Still, even a Democrat victory will do very little to affect control of the House. The special election only matters for the duration of the current Congress, where the GOP holds a comfortable edge. Sink would have to win again in November to make it to the next Congress, and once it convenes, the Republicans are still very likely to hold a House majority. There simply are not enough competitive races across the country for Democrats to have much of a shot at seizing control, barring a political disaster this year for the GOP.
I don’t think Democrats are counting heavily on winning House control. Why, then, are they so interested in seeing Sink defeat Jolly?

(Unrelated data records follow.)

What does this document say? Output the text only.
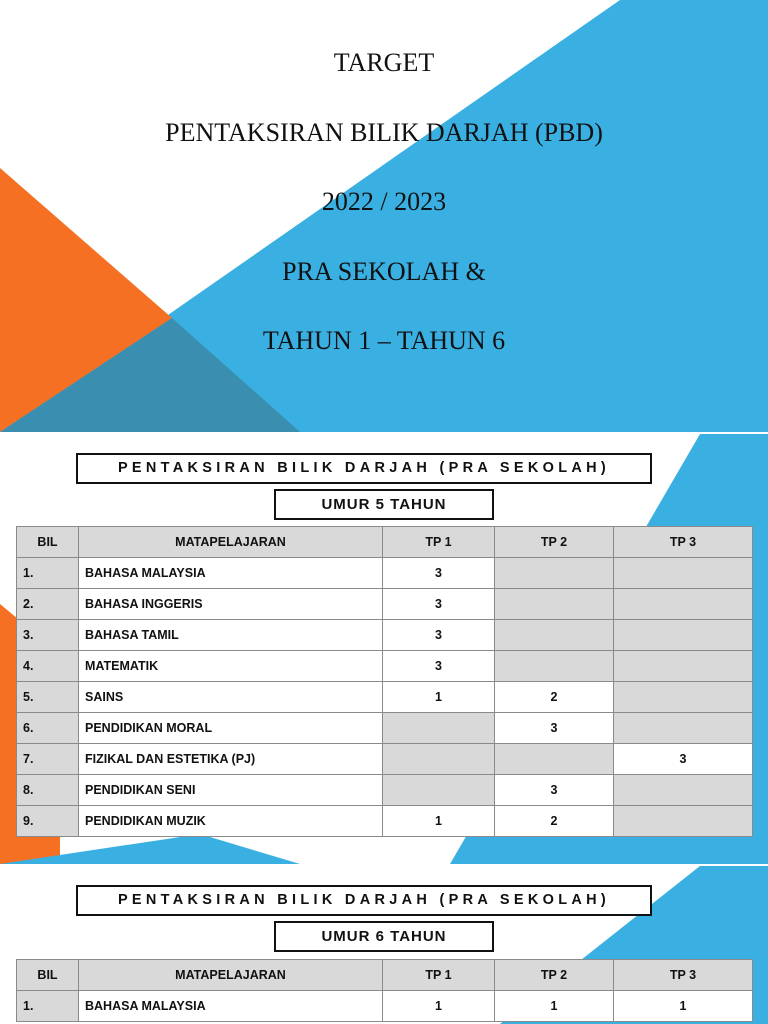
TARGET
PENTAKSIRAN BILIK DARJAH (PBD)
2022 / 2023
PRA SEKOLAH &
TAHUN 1 – TAHUN 6
PENTAKSIRAN BILIK DARJAH (PRA SEKOLAH)
UMUR 5 TAHUN
BIL	MATAPELAJARAN	TP 1	TP 2	TP 3
1.	BAHASA MALAYSIA	3		
2.	BAHASA INGGERIS	3		
3.	BAHASA TAMIL	3		
4.	MATEMATIK	3		
5.	SAINS	1	2	
6.	PENDIDIKAN MORAL		3	
7.	FIZIKAL DAN ESTETIKA (PJ)			3
8.	PENDIDIKAN SENI		3	
9.	PENDIDIKAN MUZIK	1	2	
PENTAKSIRAN BILIK DARJAH (PRA SEKOLAH)
UMUR 6 TAHUN
BIL	MATAPELAJARAN	TP 1	TP 2	TP 3
1.	BAHASA MALAYSIA	1	1	1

The answer lies in the Senate rather than the House, and in contests far from the cities of St. Petersburg and Sarasota, where the March race will be decided. While Sink will be running against Jolly - a former congressional staffer and Washington lobbyist whom she portrays as a handmaiden of big business - Jolly will essentially be running against Obamacare and the cast of characters responsible for it, including the president, Senate Majority Leader Harry Reid, and former House Speaker Nancy Pelosi.

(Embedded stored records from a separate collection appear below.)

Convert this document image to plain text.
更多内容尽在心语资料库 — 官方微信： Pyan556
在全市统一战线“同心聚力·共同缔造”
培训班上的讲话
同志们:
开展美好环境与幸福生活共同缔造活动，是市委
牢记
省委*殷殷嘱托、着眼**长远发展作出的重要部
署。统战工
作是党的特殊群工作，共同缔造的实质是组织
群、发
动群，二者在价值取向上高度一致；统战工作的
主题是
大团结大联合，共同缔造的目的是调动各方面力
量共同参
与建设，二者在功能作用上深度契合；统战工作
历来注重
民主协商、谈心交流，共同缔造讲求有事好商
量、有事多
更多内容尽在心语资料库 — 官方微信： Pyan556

This is going to be the dominant theme of Republican races all over the country. Jolly will tell voters that a vote for Sink is a vote to retain Obamacare, while a vote for him is a vote to repeal and replace it. If Sink can survive this onslaught, her win will serve as a morale boost for embattled Democrats elsewhere, especially vulnerable female Democrats in Republican-leaning states such as Louisiana and North Carolina, where Sens. Mary Landrieu and Kay Hagan, respectively, face difficult races. In politics, boosting morale means boosting fundraising, so Democrats are panting to claim an early victory in Florida.
If winning the special election is strategically valuable to Democrats, then denying Democrats that victory is strategically important to Republicans. A victory by Jolly could enhance the sense of nervousness, possibly bordering on dread, among some Democrats who fear Obamacare’s legacy. It is not yet clear that national Republicans and their supporters have fully recognized this, however.
So you might want to take a little time away from the sports pages come March, when baseball’s spring training will be in full swing in and around Florida’s 13th District. Arguably the most interesting, and certainly the most important, preseason contest in Florida will be happening at the polls rather than on the ballfields.